Question 122

Is there an Obligation to Teach NFP to a Co-habiting Couple with No Intent to Marry?

Is there an Obligation to Teach NFP to a Co-habiting Couple with No Intent to Marry?


In reply to the case of co-habiting couples with no intent to marry, who want to learn how to use NFP to postpone a pregnancy, I recommend:

The NFP teaching couple should explain their position to the couple:

  1. NFP is not just a method of spacing pregnancies. It presumes a whole set of values about marriage, spousal love and family. It is a way of life, and a marital spirituality. It is really God’s plan for all of these matters that we are dealing with here.
  2. Every child has a right to be conceived by an act of love between his/her father and mother, who are committed to each other in marriage, and to be received into a home that will provide for their needs as a young person growing into maturity. 
  3. The NFP teaching couple are presenting values which are very important since they deal with the great mystery of love and life. 

We do not live in a perfect world, however, and sometimes we must accept situations that are less than ideal. Many young couples today have not experienced a strong, committed marriage in their own families as they grew up. They grew up in a contraceptive society, a society that does not understand marital chastity. 

If a co-habiting couple is drawn to learning NFP, even for less than perfect motives, then the teaching couple has an opportunity to teach them the true values of marriage, spousal love and family. Who knows what might happen? With God’s grace, during the instruction the co-habiting couple may discover the beauty of God’s plan for these matters and experience a conversion.
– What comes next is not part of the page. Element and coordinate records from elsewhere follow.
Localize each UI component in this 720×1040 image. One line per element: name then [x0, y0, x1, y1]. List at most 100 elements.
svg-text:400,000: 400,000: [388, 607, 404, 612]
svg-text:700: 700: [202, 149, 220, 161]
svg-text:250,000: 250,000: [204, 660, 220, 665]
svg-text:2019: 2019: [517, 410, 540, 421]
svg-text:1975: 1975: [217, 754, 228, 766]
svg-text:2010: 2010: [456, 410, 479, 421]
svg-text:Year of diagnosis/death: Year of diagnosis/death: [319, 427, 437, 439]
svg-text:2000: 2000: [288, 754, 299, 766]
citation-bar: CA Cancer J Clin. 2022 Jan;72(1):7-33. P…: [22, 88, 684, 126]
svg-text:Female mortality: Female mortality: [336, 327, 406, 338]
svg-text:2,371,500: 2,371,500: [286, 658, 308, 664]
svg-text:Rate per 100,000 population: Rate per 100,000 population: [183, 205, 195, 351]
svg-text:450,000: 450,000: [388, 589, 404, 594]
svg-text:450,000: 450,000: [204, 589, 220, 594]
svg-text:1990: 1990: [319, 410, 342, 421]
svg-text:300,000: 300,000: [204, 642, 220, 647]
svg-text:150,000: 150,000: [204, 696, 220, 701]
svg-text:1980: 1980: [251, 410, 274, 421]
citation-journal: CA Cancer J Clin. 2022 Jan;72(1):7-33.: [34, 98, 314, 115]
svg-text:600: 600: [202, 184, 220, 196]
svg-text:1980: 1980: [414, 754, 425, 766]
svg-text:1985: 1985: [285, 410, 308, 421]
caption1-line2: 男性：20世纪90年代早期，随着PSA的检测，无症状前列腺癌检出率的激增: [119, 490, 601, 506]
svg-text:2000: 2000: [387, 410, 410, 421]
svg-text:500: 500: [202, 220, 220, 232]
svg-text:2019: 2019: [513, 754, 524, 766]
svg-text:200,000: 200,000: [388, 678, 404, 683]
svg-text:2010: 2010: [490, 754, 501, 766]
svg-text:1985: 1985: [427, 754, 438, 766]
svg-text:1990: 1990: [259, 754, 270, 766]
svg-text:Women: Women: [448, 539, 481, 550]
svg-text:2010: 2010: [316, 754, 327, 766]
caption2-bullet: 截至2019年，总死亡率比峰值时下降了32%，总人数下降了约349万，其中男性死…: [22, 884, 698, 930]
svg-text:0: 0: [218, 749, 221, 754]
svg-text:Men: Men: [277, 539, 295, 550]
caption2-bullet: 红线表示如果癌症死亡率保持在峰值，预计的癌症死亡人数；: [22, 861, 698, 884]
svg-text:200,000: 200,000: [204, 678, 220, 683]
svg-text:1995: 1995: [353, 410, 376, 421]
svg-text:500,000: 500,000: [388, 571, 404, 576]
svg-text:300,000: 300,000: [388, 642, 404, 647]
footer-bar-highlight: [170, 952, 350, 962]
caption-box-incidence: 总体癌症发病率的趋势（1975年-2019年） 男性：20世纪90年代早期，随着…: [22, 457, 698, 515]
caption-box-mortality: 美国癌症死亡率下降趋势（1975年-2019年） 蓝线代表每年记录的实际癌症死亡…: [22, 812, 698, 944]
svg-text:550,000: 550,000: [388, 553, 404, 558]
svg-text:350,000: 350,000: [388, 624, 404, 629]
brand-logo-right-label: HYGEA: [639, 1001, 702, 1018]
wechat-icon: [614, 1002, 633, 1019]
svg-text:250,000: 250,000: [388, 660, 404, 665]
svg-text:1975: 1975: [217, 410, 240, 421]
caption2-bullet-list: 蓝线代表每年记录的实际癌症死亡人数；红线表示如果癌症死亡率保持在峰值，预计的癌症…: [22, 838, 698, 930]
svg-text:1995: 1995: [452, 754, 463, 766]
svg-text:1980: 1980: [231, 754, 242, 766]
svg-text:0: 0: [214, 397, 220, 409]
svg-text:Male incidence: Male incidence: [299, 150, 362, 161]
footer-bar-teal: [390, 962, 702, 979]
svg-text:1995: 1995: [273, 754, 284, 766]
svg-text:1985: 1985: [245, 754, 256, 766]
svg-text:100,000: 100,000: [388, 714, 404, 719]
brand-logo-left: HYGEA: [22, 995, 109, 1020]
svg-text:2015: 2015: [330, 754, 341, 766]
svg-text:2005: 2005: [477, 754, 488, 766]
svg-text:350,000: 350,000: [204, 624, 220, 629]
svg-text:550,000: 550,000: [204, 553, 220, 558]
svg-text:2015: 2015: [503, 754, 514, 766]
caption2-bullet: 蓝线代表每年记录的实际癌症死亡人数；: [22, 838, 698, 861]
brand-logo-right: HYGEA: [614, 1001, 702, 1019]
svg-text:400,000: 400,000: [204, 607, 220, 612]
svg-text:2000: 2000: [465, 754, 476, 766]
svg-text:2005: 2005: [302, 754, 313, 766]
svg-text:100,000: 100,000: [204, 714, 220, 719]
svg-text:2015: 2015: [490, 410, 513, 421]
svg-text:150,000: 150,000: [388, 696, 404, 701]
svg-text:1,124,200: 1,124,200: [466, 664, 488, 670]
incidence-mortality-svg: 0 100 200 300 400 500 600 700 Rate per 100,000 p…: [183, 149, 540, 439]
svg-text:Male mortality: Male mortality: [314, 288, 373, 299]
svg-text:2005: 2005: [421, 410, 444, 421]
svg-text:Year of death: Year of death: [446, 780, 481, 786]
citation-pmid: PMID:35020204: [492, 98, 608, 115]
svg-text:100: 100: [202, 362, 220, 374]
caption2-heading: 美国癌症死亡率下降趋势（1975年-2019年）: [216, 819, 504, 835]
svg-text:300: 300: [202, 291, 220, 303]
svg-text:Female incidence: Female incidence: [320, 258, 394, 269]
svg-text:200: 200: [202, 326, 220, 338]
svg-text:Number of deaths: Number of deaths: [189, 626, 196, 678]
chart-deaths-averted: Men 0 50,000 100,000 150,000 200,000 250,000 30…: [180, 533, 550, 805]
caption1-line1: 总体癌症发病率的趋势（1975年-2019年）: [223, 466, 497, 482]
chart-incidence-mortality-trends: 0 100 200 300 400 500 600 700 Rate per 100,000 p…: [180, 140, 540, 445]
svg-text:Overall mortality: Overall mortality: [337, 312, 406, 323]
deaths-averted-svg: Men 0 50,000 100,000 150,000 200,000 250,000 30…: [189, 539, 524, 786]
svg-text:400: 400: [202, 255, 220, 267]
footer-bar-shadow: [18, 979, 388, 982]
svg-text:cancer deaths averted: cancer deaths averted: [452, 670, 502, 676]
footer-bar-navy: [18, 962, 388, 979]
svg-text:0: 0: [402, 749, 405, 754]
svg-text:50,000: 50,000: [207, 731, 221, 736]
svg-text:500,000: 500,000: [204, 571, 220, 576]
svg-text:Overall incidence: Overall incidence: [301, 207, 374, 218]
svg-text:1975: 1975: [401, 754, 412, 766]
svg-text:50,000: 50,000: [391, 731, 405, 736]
In China, there are over 35,000 NFP teachers using the Billings method. In China the main intent of using NFP is to prevent abortions, since the brutal one child policy is still mandatory there. But spacing pregnancies, or avoiding pregnancies, using morally good means is still a good thing.

In so many words, we take other people where they are, but we do not leave them there. There are definite expectations and requirements that go with the teaching and learning of NFP. If the co-habiting couple comes to appreciate human fertility, and wants to learn the marital chastity that NFP requires, then continue teaching them. Hopefully this will lead them to a committed marriage. If the co-habiting couple decides that periodic abstinence is impossible for them, they will drop out on their own accord. 

The good Lord deals with us as flawed human beings. He constantly summons us to move in the direction of light, away from darkness; in the direction of goodness, away from evil.

NFP teachers are usually not dealing with situations of total light or total darkness. Rather, they deal with various shades of grey. When dealing with shades of grey, we are to always move towards the light, and never towards the darkness.

NFP teachers are not expected to violate their conscience to accommodate the clearly sinful wishes of their clients. But they should leave room for the possibility that God’s grace will move the hearts of their clients. The Holy Spirit will guide them in discerning what they should do.